Hey Jake! It's cool this work is helping you. I left this project for a while for work reasons but I'll continue to work on it this year so I hope I can get better results

To answer your question, I'm not really sure why I set the rate there. All features should have the same number of subsampled frames, but I guess that there was another rate for them. Like how many subframes by each frame to extract. Unfortunately I'm away from my computer now and I can't check the actual shape of those features. It might be a mistake I made when I was documenting the readme file. Let me know if that's the actual shape of those features, if they are then I'd need to go to my laptop and try to investigate again. Sorry for not remembering this correctly!

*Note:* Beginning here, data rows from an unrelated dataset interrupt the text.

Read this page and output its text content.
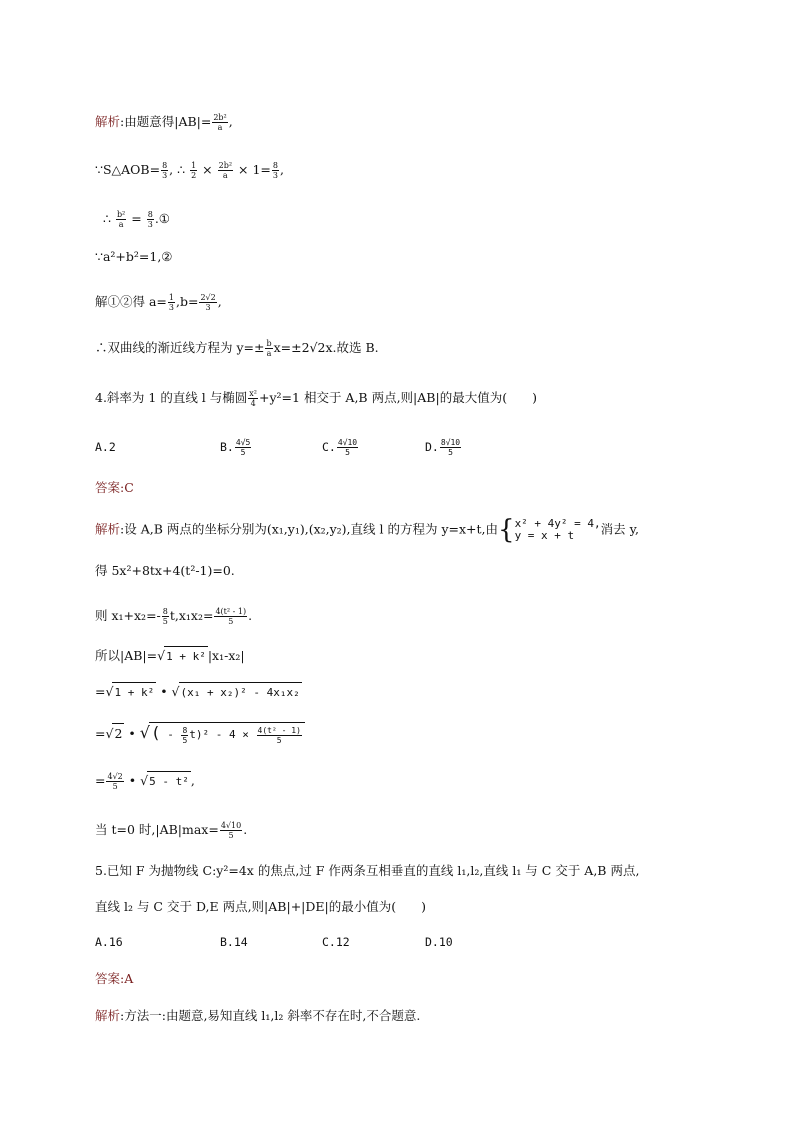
解析:由题意得$|AB|= \frac{\text{2b²}}{a}$ ,
∵S△AOB= $\frac{8}{3}$ , ∴ $\frac{1}{2} \times \frac{\text{2b²}}{a} \times 1= \frac{8}{3}$ ,
∴ $\frac{\text{b²}}{a} = \frac{8}{3}$ .①
∵a²+b²=1,②
解①②得 $a= \frac{1}{3} ,b= \frac{2√2}{3}$ ,
∴双曲线的渐近线方程为 $y=\pm \frac{b}{a} x=\pm 2√2x$.故选 B.
4.斜率为 1 的直线 l 与椭圆 $\frac{\text{x²}}{4} +y^2=1$ 相交于 A,B 两点,则|AB|的最大值为(　　)
A.2	B. $\frac{4√5}{5}$	C. $\frac{4√10}{5}$	D. $\frac{8√10}{5}$
答案:C
解析:设 A,B 两点的坐标分别为(x₁,y₁),(x₂,y₂),直线 l 的方程为 y=x+t,由{ x² + 4y² = 4,
y = x + t	消去 y,
得 5x²+8tx+4(t²-1)=0.
则 $x_1+x_2=- \frac{8}{5} t,x_1x_2= \frac{\text{4(t² - 1)}}{5}$ .
所以|AB|=√1 + k² |x₁-x₂|
=√1 + k² • √(x₁ + x₂)² - 4x₁x₂
=√2 • √( - $\frac{8}{5} t)^2 - 4 \times \frac{\text{4(t² - 1)}}{5}$
= $\frac{4√2}{5}$ • √5 - t² ,
当 t=0 时$,|AB|\max= \frac{4√10}{5}$ .
5.已知 F 为抛物线 C:y²=4x 的焦点,过 F 作两条互相垂直的直线 l₁,l₂,直线 l₁ 与 C 交于 A,B 两点,
直线 l₂ 与 C 交于 D,E 两点,则|AB|+|DE|的最小值为(　　)
A.16	B.14	C.12	D.10
答案:A
解析:方法一:由题意,易知直线 l₁,l₂ 斜率不存在时,不合题意.
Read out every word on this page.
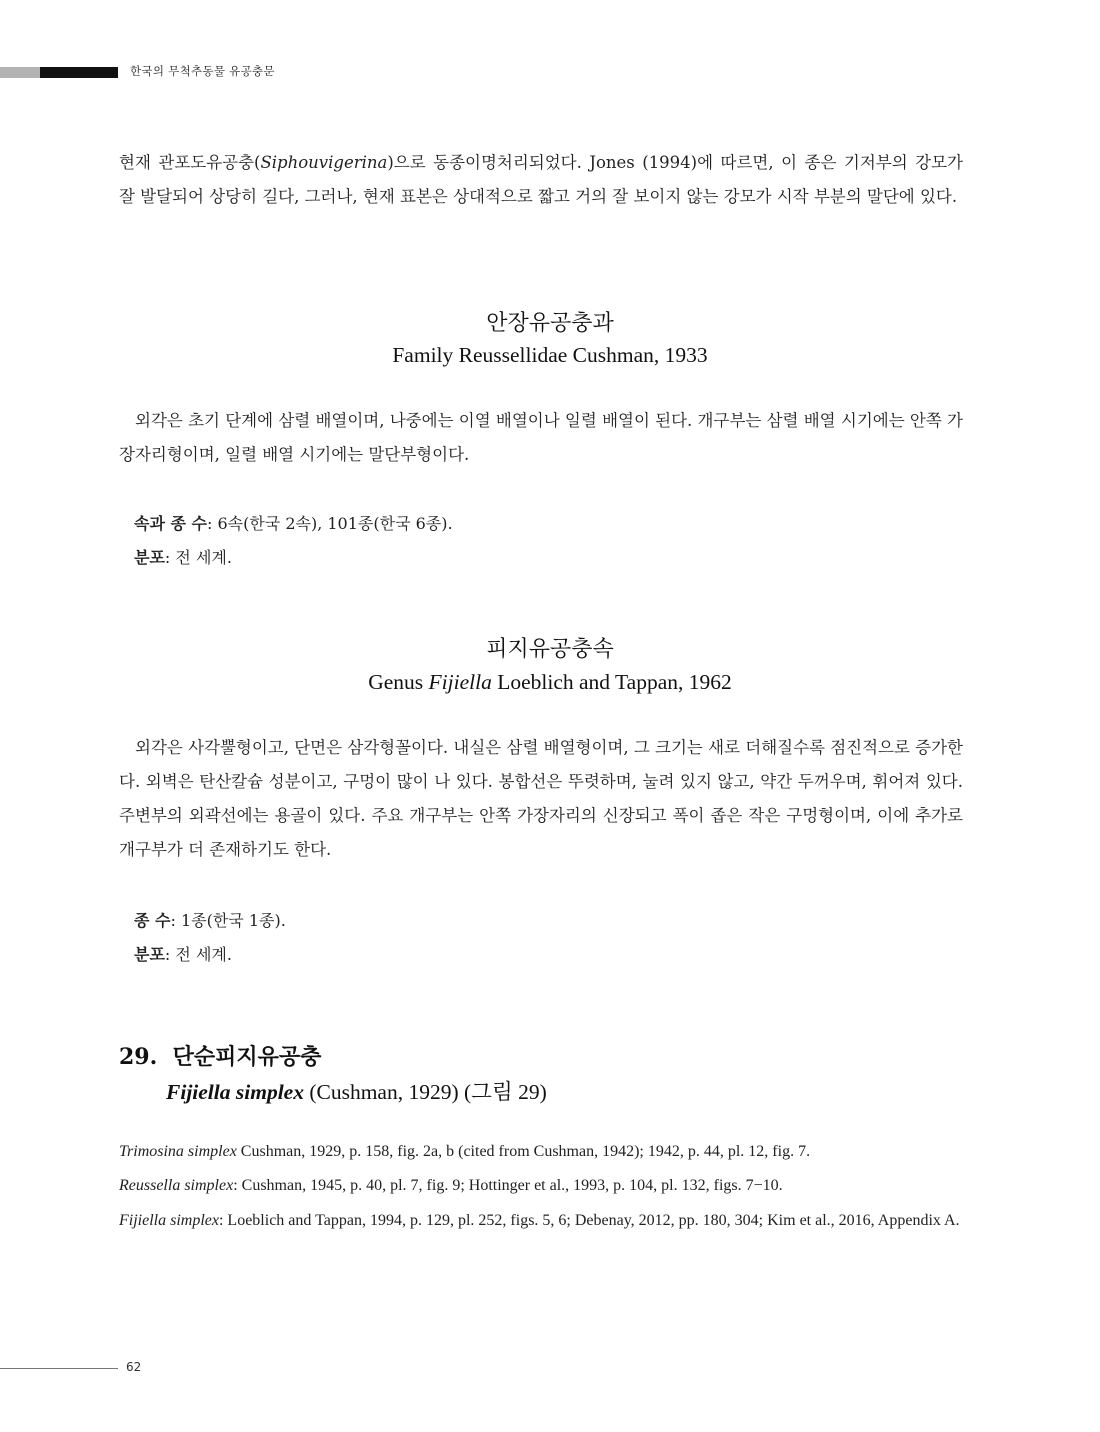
한국의 무척추동물 유공충문

현재 관포도유공충(Siphouvigerina)으로 동종이명처리되었다. Jones (1994)에 따르면, 이 종은 기저부의 강모가 잘 발달되어 상당히 길다, 그러나, 현재 표본은 상대적으로 짧고 거의 잘 보이지 않는 강모가 시작 부분의 말단에 있다.

안장유공충과
Family Reussellidae Cushman, 1933

외각은 초기 단계에 삼렬 배열이며, 나중에는 이열 배열이나 일렬 배열이 된다. 개구부는 삼렬 배열 시기에는 안쪽 가장자리형이며, 일렬 배열 시기에는 말단부형이다.

속과 종 수: 6속(한국 2속), 101종(한국 6종).
분포: 전 세계.
피지유공충속
Genus Fijiella Loeblich and Tappan, 1962

외각은 사각뿔형이고, 단면은 삼각형꼴이다. 내실은 삼렬 배열형이며, 그 크기는 새로 더해질수록 점진적으로 증가한다. 외벽은 탄산칼슘 성분이고, 구멍이 많이 나 있다. 봉합선은 뚜렷하며, 눌려 있지 않고, 약간 두꺼우며, 휘어져 있다. 주변부의 외곽선에는 용골이 있다. 주요 개구부는 안쪽 가장자리의 신장되고 폭이 좁은 작은 구멍형이며, 이에 추가로 개구부가 더 존재하기도 한다.

종 수: 1종(한국 1종).
분포: 전 세계.
29. 단순피지유공충
Fijiella simplex (Cushman, 1929) (그림 29)
Trimosina simplex Cushman, 1929, p. 158, fig. 2a, b (cited from Cushman, 1942); 1942, p. 44, pl. 12, fig. 7.
Reussella simplex: Cushman, 1945, p. 40, pl. 7, fig. 9; Hottinger et al., 1993, p. 104, pl. 132, figs. 7−10.
Fijiella simplex: Loeblich and Tappan, 1994, p. 129, pl. 252, figs. 5, 6; Debenay, 2012, pp. 180, 304; Kim et al., 2016, Appendix A.
62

Mirli1234 commented 10 months ago

Hey Jake! It's cool this work is helping you. I left this project for a while for work reasons but I'll continue to work on it this year so I hope I can get better results

To answer your question, I'm not really sure why I set the rate there. All features should have the same number of subsampled frames, but I guess that there was another rate for them. Like how many subframes by each frame to extract. Unfortunately I'm away from my computer now and I can't check the actual shape of those features. It might be a mistake I made when I was documenting the readme file. Let me know if that's the actual shape of those features, if they are then I'd need to go to my laptop and try to investigate again. Sorry for not remembering this correctly!

Thank you very much for your reply and for sharing your thoughts on feature extraction. This has been very helpful to me in correctly extracting features using different pre-trained models.

I have another question about the difference in results you obtained with the KTS algorithm for shot segmentation compared to Kaiyang Zhou. I personally think this might be due to you using down-sampled frame features for shot segmentation, while the original paper seems to use features that have not been down-sampled. Thanks again!

StevRamos commented 10 months ago

thank you Jake! that makes sense to me. I will work again on this project during this year, so happy to know these suggestions!